When Neeti and Vinay Mehrotra came to Canada as 26-year-old newlyweds, they had no idea what to expect.
“We didn’t know a soul here,” she says. “We had two suitcases each, and $1,100.”
Many people have asked what made them decide to come to Canada, she says, and she finds it a difficult question to answer.
There wasn’t the amount of information available online that there is today, but they knew they were looking for opportunities, and thought they would find them here.
They are both engineers, and they had seen an advertisement in a newspaper saying that Canada was looking for professionals.
“We were young, and we really didn’t know what we were doing. We didn’t think too much about it. We just felt that the world was our oyster.”
Looking back, she says, they are grateful it turned out to be a good decision, although they didn’t have a lot to base it on.
They had no friends or family in Canada, but Vinay’s brother was living in the U.S., then in Texas and later in California.
“We thought, well, Canada is next door to the U.S. We’d be able to visit. But we’ve been back to India more than we’ve been to the U.S.”
With both sets of parents and siblings still in India, Neeti says she’s tried to return once a year, usually only for a week, because of the UPS store they operated on Mississagua Street until this month, when they were forced to close.
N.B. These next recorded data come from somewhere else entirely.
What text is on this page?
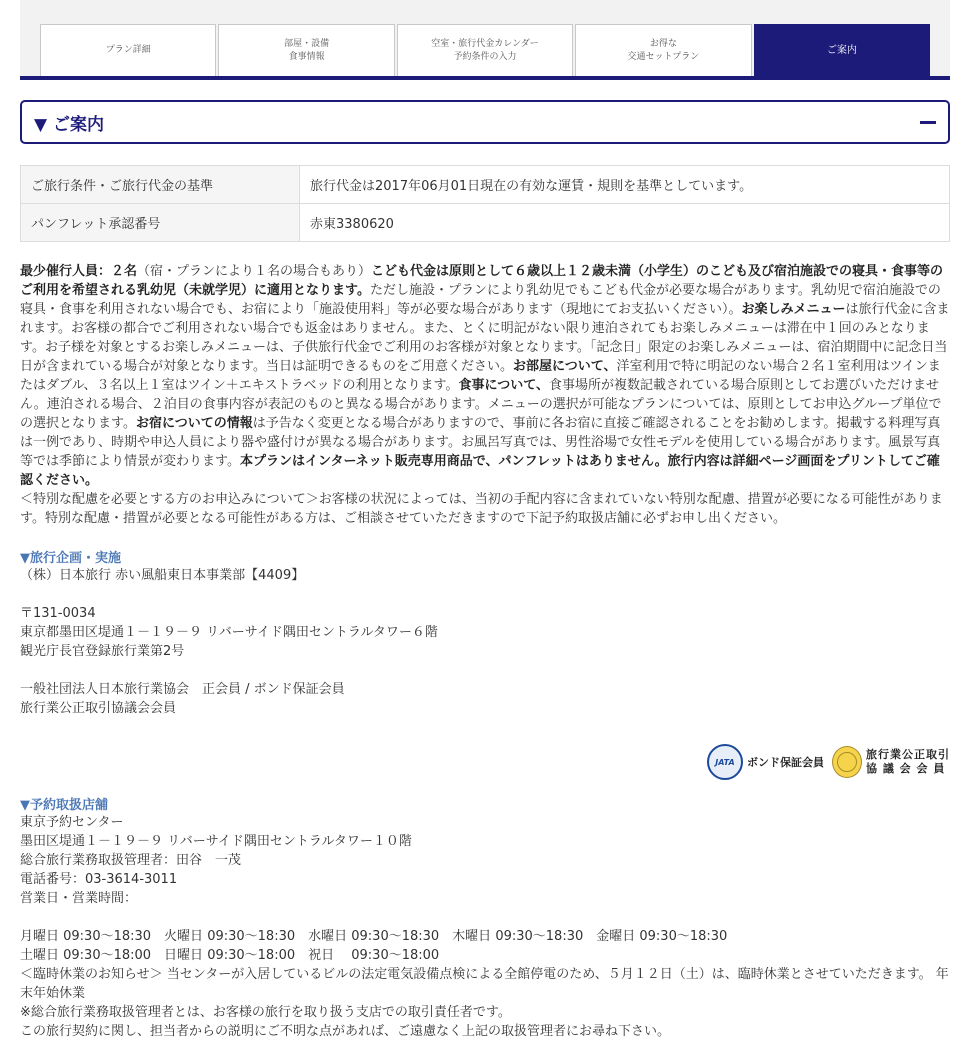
プラン詳細
部屋・設備
食事情報
空室・旅行代金カレンダー
予約条件の入力
お得な
交通セットプラン
ご案内
▼ ご案内
ご旅行条件・ご旅行代金の基準	旅行代金は2017年06月01日現在の有効な運賃・規則を基準としています。
パンフレット承認番号	赤東3380620
最少催行人員：２名（宿・プランにより１名の場合もあり）こども代金は原則として６歳以上１２歳未満（小学生）のこども及び宿泊施設での寝具・食事等のご利用を希望される乳幼児（未就学児）に適用となります。ただし施設・プランにより乳幼児でもこども代金が必要な場合があります。乳幼児で宿泊施設での寝具・食事を利用されない場合でも、お宿により「施設使用料」等が必要な場合があります（現地にてお支払いください）。お楽しみメニューは旅行代金に含まれます。お客様の都合でご利用されない場合でも返金はありません。また、とくに明記がない限り連泊されてもお楽しみメニューは滞在中１回のみとなります。お子様を対象とするお楽しみメニューは、子供旅行代金でご利用のお客様が対象となります。「記念日」限定のお楽しみメニューは、宿泊期間中に記念日当日が含まれている場合が対象となります。当日は証明できるものをご用意ください。お部屋について、洋室利用で特に明記のない場合２名１室利用はツインまたはダブル、３名以上１室はツイン＋エキストラベッドの利用となります。食事について、食事場所が複数記載されている場合原則としてお選びいただけません。連泊される場合、２泊目の食事内容が表記のものと異なる場合があります。メニューの選択が可能なプランについては、原則としてお申込グループ単位での選択となります。お宿についての情報は予告なく変更となる場合がありますので、事前に各お宿に直接ご確認されることをお勧めします。掲載する料理写真は一例であり、時期や申込人員により器や盛付けが異なる場合があります。お風呂写真では、男性浴場で女性モデルを使用している場合があります。風景写真等では季節により情景が変わります。本プランはインターネット販売専用商品で、パンフレットはありません。旅行内容は詳細ページ画面をプリントしてご確認ください。
＜特別な配慮を必要とする方のお申込みについて＞お客様の状況によっては、当初の手配内容に含まれていない特別な配慮、措置が必要になる可能性があります。特別な配慮・措置が必要となる可能性がある方は、ご相談させていただきますので下記予約取扱店舗に必ずお申し出ください。
▼旅行企画・実施
（株）日本旅行 赤い風船東日本事業部【4409】
〒131-0034
東京都墨田区堤通１－１９－９ リバーサイド隅田セントラルタワー６階
観光庁長官登録旅行業第2号
一般社団法人日本旅行業協会　正会員 / ボンド保証会員
旅行業公正取引協議会会員
JATA	ボンド保証会員
旅行業公正取引
協 議 会 会 員
▼予約取扱店舗
東京予約センター
墨田区堤通１－１９－９ リバーサイド隅田セントラルタワー１０階
総合旅行業務取扱管理者：田谷　一茂
電話番号：03-3614-3011
営業日・営業時間：
月曜日 09:30～18:30　火曜日 09:30～18:30　水曜日 09:30～18:30　木曜日 09:30～18:30　金曜日 09:30～18:30
土曜日 09:30～18:00　日曜日 09:30～18:00　祝日　 09:30～18:00
＜臨時休業のお知らせ＞ 当センターが入居しているビルの法定電気設備点検による全館停電のため、５月１２日（土）は、臨時休業とさせていただきます。 年末年始休業
※総合旅行業務取扱管理者とは、お客様の旅行を取り扱う支店での取引責任者です。
この旅行契約に関し、担当者からの説明にご不明な点があれば、ご遠慮なく上記の取扱管理者にお尋ね下さい。
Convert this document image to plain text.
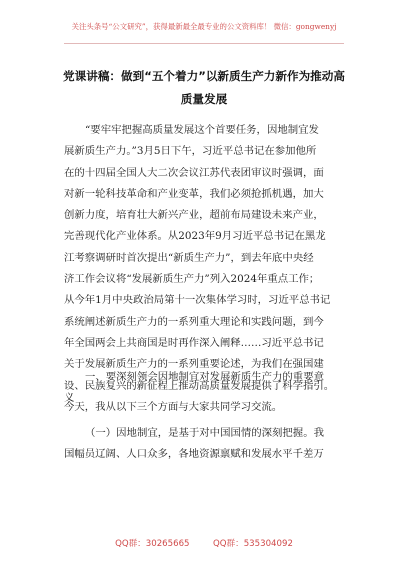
关注头条号“公文研究”，获得最新最全最专业的公文资料库！ 微信：gongwenyj
党课讲稿：做到“五个着力”以新质生产力新作为推动高
质量发展
“要牢牢把握高质量发展这个首要任务，因地制宜发
展新质生产力。”3月5日下午，习近平总书记在参加他所
在的十四届全国人大二次会议江苏代表团审议时强调，面
对新一轮科技革命和产业变革，我们必须抢抓机遇，加大
创新力度，培育壮大新兴产业，超前布局建设未来产业，
完善现代化产业体系。从2023年9月习近平总书记在黑龙
江考察调研时首次提出“新质生产力”，到去年底中央经
济工作会议将“发展新质生产力”列入2024年重点工作；
从今年1月中央政治局第十一次集体学习时，习近平总书记
系统阐述新质生产力的一系列重大理论和实践问题，到今
年全国两会上共商国是时再作深入阐释……习近平总书记
关于发展新质生产力的一系列重要论述，为我们在强国建
设、民族复兴的新征程上推动高质量发展提供了科学指引。
今天，我从以下三个方面与大家共同学习交流。
一、要深刻领会因地制宜对发展新质生产力的重要意
义
（一）因地制宜，是基于对中国国情的深刻把握。我
国幅员辽阔、人口众多，各地资源禀赋和发展水平千差万
QQ群：30265665	QQ群：535304092
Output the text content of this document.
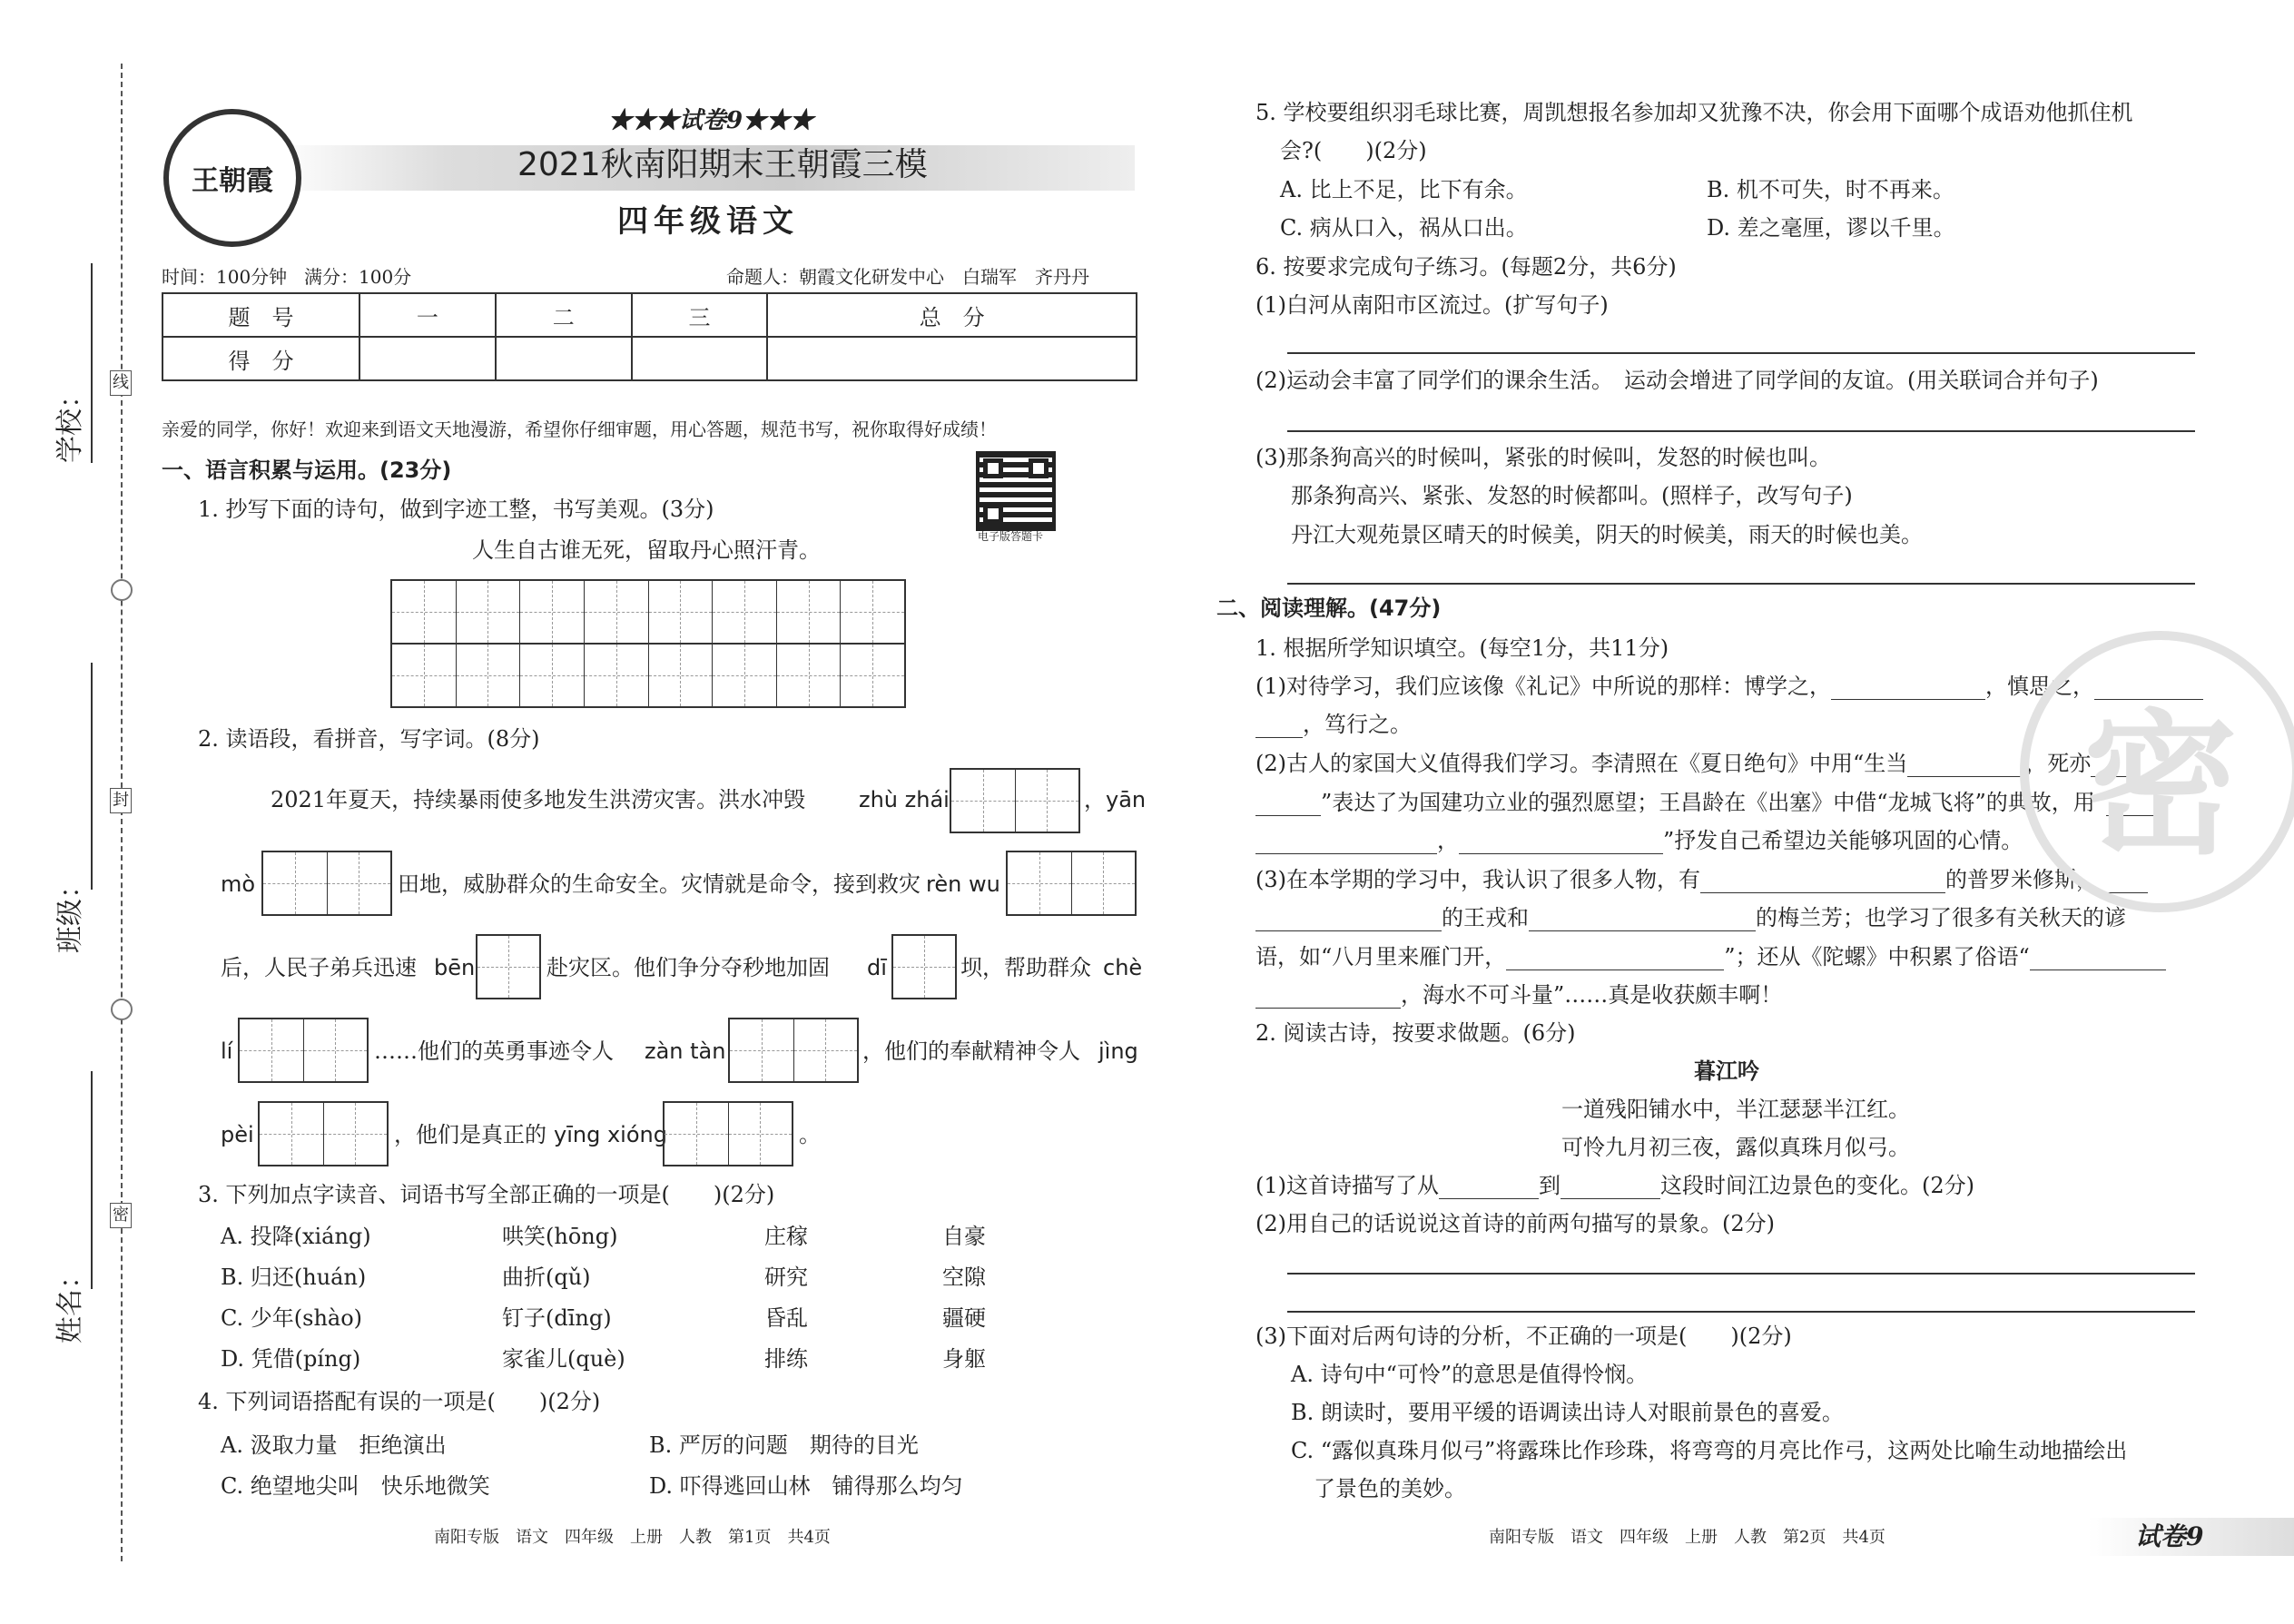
学校：
班级：
姓名：
线
封
密
王朝霞
★★★试卷9★★★
2021秋南阳期末王朝霞三模
四年级语文
时间：100分钟 满分：100分	命题人：朝霞文化研发中心　白瑞军　齐丹丹
题　号	一	二	三	总　分
得　分				
亲爱的同学，你好！欢迎来到语文天地漫游，希望你仔细审题，用心答题，规范书写，祝你取得好成绩！
电子版答题卡
一、语言积累与运用。(23分)
1. 抄写下面的诗句，做到字迹工整，书写美观。(3分)
人生自古谁无死，留取丹心照汗青。
2. 读语段，看拼音，写字词。(8分)
2021年夏天，持续暴雨使多地发生洪涝灾害。洪水冲毁 zhù zhái	，yān
mò	田地，威胁群众的生命安全。灾情就是命令，接到救灾 rèn wu
后，人民子弟兵迅速 bēn	赴灾区。他们争分夺秒地加固 dī	坝，帮助群众 chè
lí	……他们的英勇事迹令人 zàn tàn	，他们的奉献精神令人 jìng
pèi	，他们是真正的 yīng xióng	。
3. 下列加点字读音、词语书写全部正确的一项是(　　)(2分)
A. 投降(xiáng)	哄笑(hōng)	庄稼	自豪
B. 归还(huán)	曲折(qǔ)	研究	空隙
C. 少年(shào)	钉子(dīng)	昏乱	疆硬
D. 凭借(píng)	家雀儿(què)	排练	身躯
4. 下列词语搭配有误的一项是(　　)(2分)
A. 汲取力量　拒绝演出	B. 严厉的问题　期待的目光
C. 绝望地尖叫　快乐地微笑	D. 吓得逃回山林　铺得那么均匀
南阳专版　语文　四年级　上册　人教　第1页　共4页
5. 学校要组织羽毛球比赛，周凯想报名参加却又犹豫不决，你会用下面哪个成语劝他抓住机
会?(　　)(2分)
A. 比上不足，比下有余。	B. 机不可失，时不再来。
C. 病从口入，祸从口出。	D. 差之毫厘，谬以千里。
6. 按要求完成句子练习。(每题2分，共6分)
(1)白河从南阳市区流过。(扩写句子)
(2)运动会丰富了同学们的课余生活。　运动会增进了同学间的友谊。(用关联词合并句子)
(3)那条狗高兴的时候叫，紧张的时候叫，发怒的时候也叫。
那条狗高兴、紧张、发怒的时候都叫。(照样子，改写句子)
丹江大观苑景区晴天的时候美，阴天的时候美，雨天的时候也美。
二、阅读理解。(47分)
1. 根据所学知识填空。(每空1分，共11分)
(1)对待学习，我们应该像《礼记》中所说的那样：博学之，	，慎思之，
，笃行之。
(2)古人的家国大义值得我们学习。李清照在《夏日绝句》中用“生当	，死亦
”表达了为国建功立业的强烈愿望；王昌龄在《出塞》中借“龙城飞将”的典故，用“
，	”抒发自己希望边关能够巩固的心情。
(3)在本学期的学习中，我认识了很多人物，有	的普罗米修斯，
的王戎和	的梅兰芳；也学习了很多有关秋天的谚
语，如“八月里来雁门开，	”；还从《陀螺》中积累了俗语“
，海水不可斗量”……真是收获颇丰啊！
2. 阅读古诗，按要求做题。(6分)
暮江吟
一道残阳铺水中，半江瑟瑟半江红。
可怜九月初三夜，露似真珠月似弓。
(1)这首诗描写了从	到	这段时间江边景色的变化。(2分)
(2)用自己的话说说这首诗的前两句描写的景象。(2分)
(3)下面对后两句诗的分析，不正确的一项是(　　)(2分)
A. 诗句中“可怜”的意思是值得怜悯。
B. 朗读时，要用平缓的语调读出诗人对眼前景色的喜爱。
C. “露似真珠月似弓”将露珠比作珍珠，将弯弯的月亮比作弓，这两处比喻生动地描绘出
了景色的美妙。
南阳专版　语文　四年级　上册　人教　第2页　共4页	试卷9
密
“I love going home, I love the nostalgia, but I could never live there again. The person I have evolved to be is a Canadian. This is who I am. I belong here. Looking back, I am glad we didn’t move to the U.S.”
When they came to Canada, they lived in Mississauga for eight years, but it never felt like home. Although there was a large population of people from India, “they had their own groups, their own families,” says Neeti. “We had no friends. Nobody ever talked to us.”
The day they moved to Niagara-on-the-Lake, she says, “I told my mother I’d found my place in this world. Within a day or two, I had spoken to more people than I had in all the years in Mississauga.”
They had come from a small community in India, “at least small by India standards,” she says.
It was the kind of community “where if you sneezed, someone told your mother. That was what we found here. If someone saw my boys, they’d tell me they were behaving nicely. It’s that kind of community.”
In Canada, and here in NOTL, she says, they are richer in this country and this community than she ever could have imagined. “Not richer with money. Our lives are richer. We have so many friends, and this is such a great community. The friendship and support we found there, that will never go away.”
Mehrotra had done her share of giving back to the community. She volunteered at Parliament Oak while her kids were at school there, and felt fortunate to have great teachers and families at the school. She recalls taking about 15 women and their kids to her temple in Niagara Falls to celebrate India’s major holiday, Diwali. She found saris for the women
to dress in, lots of bangles for them to wear, and off they went to have dinner at the temple. At Parliament Oak, the school celebrated international days and cultures, so that all children would feel at home. “It was such a great school. My boys had a wonderful childhood here. We were blessed to have such a great school for them.”
Her older son is attending the University of Waterloo, where he is studying astrophysics.
Her younger son is studying computer science at the University of Toronto. Neeti says she couldn’t imagine a better place to have raised her children, who now have a world of opportunities before them.
Neeti also volunteered with the local branch of the Canadian Cancer Society, lining up canvassers for the annual April door-to-door campaign.
And she joined the Rotary Club of Niagara-on-the-Lake, for many years handing out burgers for the Rotary barbecue on Canada Day.
That won’t happen this year, but she is delighted that their two sons will be home with them, that she will be able to celebrate the day with them, and the life they were able to make for the family in Canada, and especially in Niagara-on-the-Lake.
“When we visited the U.S., it seemed everyone was trying very hard to be American. In Canada, you can just be who you are, and be proud of it. You don’t need to change who you are to be Canadian.”